Premarital sex in the Christian sex counseling is the number one killer of marriage. Christian sexual intimacy prior to marriage spoils what you would have had after marriage. Intimacy is just like a battery, once overused it needs replacement. Overcharging causes drain which only buying a new one allows usage again. The same applies with married life. If you have had sex not just once but several times, then expect that you will have run out of attraction and secrets come the time of marriage. If that is the case, you will become among the lists of divorced couples long before you reach even your 10th year anniversary.

It is really very important if you want your marriage to be strong and constantly bonded to attend Christian sexual intimacy or Christian Sex Counseling if you want to have a successful marriage. A long and happy one with respect and love for one another that is what a perfect marriage is.

Body Image Impacts Sexual Experiences

Research has found that body image and sexual anxiety are predictive of sexual esteem, sexual assertiveness, and avoidance of sexual activity. The research study contributes to the literature of sexual satisfaction in single women aged 30-50 by studying self-esteem, body image, and sexual knowledge. There is a gap in the literature examining sexual satisfaction within the age group of women 30-50 years of age. Walkers’ findings suggest that recommendations for further studies be conducted to focus on these variables in the level of relationship commitment whether a couple is dating infrequently or they are single. Because the variables of self-esteem, body image, sexual knowledge, and sexual satisfaction using an older population have not been studied collectively, it is not known whether sexual experiences are influenced positively or negatively by self-esteem, body image, and sexual knowledge. Individuals may blame their sexual dissatisfaction on sexual dysfunction.

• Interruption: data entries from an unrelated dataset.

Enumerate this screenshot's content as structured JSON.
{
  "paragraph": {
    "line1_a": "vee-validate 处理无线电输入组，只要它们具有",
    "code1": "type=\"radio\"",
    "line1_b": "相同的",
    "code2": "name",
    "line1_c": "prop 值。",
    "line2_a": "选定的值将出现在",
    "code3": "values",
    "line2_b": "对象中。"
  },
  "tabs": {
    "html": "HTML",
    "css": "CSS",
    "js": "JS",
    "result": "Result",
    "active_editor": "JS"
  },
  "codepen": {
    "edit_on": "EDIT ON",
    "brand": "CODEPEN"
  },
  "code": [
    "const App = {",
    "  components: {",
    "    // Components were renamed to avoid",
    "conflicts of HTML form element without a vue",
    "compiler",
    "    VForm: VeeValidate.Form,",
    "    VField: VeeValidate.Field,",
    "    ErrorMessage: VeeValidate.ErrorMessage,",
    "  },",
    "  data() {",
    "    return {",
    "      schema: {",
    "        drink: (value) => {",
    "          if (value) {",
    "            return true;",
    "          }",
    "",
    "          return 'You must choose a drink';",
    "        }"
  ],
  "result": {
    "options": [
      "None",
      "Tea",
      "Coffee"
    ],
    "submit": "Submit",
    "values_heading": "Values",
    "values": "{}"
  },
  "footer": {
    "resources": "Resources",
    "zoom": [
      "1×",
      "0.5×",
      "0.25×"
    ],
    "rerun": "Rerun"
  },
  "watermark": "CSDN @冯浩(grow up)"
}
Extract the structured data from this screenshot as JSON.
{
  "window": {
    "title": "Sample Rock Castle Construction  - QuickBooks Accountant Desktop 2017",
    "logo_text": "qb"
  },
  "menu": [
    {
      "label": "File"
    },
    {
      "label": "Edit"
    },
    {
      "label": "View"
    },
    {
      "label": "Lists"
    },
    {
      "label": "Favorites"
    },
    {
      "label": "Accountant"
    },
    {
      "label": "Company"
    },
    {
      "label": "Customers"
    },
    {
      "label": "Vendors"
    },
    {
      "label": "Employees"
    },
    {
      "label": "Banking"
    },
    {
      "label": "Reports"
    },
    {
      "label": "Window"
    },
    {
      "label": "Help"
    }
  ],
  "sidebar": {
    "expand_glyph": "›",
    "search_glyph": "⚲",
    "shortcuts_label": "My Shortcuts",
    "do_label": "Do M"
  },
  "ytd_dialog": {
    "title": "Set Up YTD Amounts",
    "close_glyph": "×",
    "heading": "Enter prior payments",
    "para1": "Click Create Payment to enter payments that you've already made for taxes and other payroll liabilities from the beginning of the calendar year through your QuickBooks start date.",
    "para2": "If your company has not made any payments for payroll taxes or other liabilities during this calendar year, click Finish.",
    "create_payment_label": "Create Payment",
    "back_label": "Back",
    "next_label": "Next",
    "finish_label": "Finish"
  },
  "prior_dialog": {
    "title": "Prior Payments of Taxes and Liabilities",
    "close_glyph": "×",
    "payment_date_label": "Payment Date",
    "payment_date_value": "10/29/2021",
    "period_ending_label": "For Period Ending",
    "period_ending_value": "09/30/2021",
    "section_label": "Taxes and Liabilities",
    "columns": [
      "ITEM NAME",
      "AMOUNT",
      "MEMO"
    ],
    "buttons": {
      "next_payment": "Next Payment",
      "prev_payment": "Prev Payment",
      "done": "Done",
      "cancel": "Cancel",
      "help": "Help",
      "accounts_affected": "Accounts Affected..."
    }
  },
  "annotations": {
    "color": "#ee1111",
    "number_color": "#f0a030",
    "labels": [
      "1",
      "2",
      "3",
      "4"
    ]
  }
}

As a woman becomes more familiar physiologically with her body, she can begin to become more aware of how her body will respond when she is sexually stimulated. Many women seek counseling, and those problems that present in the counseling session are rooted in depression. Research studies have stated that the symptoms of depression stem from unsatisfying relationships. Some women have sought help in counseling guidance for relationship problems that are often sexually based. People are almost totally incapable of experiencing a satisfying sexual relationship, whether it is from intercourse, heavy petting, and so forth, without a positive image of their body or normal level of self-esteem. The literature review describes how the self image of the body is developed and formed by environmental factors. Women shape their body image by many factors such as family influence, friends, and media. Many women compare themselves to what society has set as the ideal. The self-efficacy theory will be applied to the variable of body image, which is the second component of the theoretical framework to support the research study. Women’s beliefs and their capabilities to form either a positive or negative image of the body influence the outcome of their sexual experience. Individuals are more likely to continue their efforts until success is achieved if their perceived self-efficacy is high. Increased self-efficacy has been shown to be related to behaviors associated with weight loss and self image of the body.

The literature review describes the environmental factors that contribute to the development of women’s body image. The self-efficacy theory is applied to support the development of body image and one’s capabilities and beliefs to successfully engage in the possession of a positive body image. The literature review analyzes the studies that have been conducted on women and body image. The dissatisfaction of body image plays a significant role in a woman’s self-esteem and how she perceives herself to the world. The self-efficacy theory can be applied to the development of women’s body image in this research study. The theory refers to one’s beliefs in one’s capabilities to successfully engage in specific behaviors. Therefore, the way a woman feels about her body and if she believes she has a positive image of her body, she will successfully engage in positive behaviors. A person who has a negative or positive body image is affected in their sexual pleasure and its relationship to satisfaction.